The real power of generative AI for product descriptions is the ability to dynamically create unique, personalized content for each customer segment or individual user. Previously, marketers would need to manually generate multiple copies of product descriptions for different customer attributes. Generative AI can automate this process, providing opportunities to tailor the descriptions to each user's preferences and context.

Implementation in the Retail Demo Store

The Retail Demo Store integrates the product service with Amazon Bedrock to retrieve personalized product descriptions based on the logged-in user's age and interests.

Amazon Bedrock makes Foundation Models (FMs) accessible via an API, and in this demo, Anthropic's Claude v2 is the underlying FM used for generating the personalized descriptions.

The prompt used to generate the personalized descriptions takes the following form:

I'd like you to rewrite the following paragraph using the following instructions:
"{instructions}"

"{original product description}"

Please put your rewrite in <p></p> tags.

The instructions used are:

Please generate an enhanced product description personalised for a customer aged {age range}, interested in {interests}.
However, do not mention their age in the rewrite. 
The product is named "{product name}" and is a product of type "{product type}" in the {product category} category.

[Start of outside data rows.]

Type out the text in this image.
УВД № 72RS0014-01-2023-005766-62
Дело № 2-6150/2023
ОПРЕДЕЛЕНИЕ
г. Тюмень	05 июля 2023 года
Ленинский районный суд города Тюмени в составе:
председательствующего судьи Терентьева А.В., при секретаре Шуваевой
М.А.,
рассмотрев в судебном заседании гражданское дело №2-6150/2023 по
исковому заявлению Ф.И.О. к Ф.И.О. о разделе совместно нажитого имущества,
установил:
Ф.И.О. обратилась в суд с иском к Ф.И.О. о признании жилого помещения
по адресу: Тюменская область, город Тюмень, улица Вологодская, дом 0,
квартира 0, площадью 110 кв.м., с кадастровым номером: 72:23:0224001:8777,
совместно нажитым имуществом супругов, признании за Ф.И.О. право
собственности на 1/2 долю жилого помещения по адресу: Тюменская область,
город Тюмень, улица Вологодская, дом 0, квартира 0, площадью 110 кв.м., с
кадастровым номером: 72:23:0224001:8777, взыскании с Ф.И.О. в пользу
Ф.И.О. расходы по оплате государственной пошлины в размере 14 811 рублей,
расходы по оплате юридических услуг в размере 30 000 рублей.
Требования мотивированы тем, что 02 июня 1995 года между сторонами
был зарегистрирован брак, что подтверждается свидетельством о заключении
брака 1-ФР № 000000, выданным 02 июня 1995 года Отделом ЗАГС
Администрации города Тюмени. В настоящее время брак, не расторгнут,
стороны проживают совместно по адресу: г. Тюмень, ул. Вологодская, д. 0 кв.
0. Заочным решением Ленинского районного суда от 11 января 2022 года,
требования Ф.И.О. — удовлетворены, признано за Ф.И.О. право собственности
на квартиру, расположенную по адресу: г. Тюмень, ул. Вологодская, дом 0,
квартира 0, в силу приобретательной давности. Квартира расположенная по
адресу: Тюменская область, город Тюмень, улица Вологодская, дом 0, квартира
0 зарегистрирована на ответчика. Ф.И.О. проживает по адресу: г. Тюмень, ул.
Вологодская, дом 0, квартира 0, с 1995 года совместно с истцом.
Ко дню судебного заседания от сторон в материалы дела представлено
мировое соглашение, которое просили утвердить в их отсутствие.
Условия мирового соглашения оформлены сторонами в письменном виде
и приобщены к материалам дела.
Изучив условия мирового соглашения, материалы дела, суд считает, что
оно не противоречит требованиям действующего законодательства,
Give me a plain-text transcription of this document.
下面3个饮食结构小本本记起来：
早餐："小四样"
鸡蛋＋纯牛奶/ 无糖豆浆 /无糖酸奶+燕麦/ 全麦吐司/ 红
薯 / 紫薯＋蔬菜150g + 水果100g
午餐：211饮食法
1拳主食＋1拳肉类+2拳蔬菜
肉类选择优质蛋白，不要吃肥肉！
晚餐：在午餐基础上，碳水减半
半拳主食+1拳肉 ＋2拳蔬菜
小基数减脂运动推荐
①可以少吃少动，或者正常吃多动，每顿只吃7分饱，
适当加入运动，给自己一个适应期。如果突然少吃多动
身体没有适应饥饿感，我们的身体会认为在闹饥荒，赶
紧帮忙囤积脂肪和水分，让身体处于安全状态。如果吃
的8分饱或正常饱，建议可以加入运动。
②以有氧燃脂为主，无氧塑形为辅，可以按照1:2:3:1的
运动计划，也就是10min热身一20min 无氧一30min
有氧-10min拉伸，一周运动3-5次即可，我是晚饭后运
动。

This allows the generative AI model to dynamically create a personalized product description based on the user's age and interests, without explicitly mentioning those details.

Architecture

The overall architecture of this demo involves the following components:

  1. The user authenticates with Amazon Cognito and obtains an identity token, which is passed to subsequent API requests.
  2. The Web UI uploads a product image to S3 and calls the API Gateway to request a personalized product description.
  3. The API Gateway validates the identity token and proxies the request to a Lambda function.
  4. The Lambda function retrieves the user's age and interests from the identity token, constructs the prompt, and calls Amazon Bedrock to generate the personalized description.
  5. The generated description is returned to the Web UI for display.

By integrating Generative AI through Amazon Bedrock, the Retail Demo Store is able to provide personalized product descriptions that are tailored to each individual user, improving the overall shopping experience.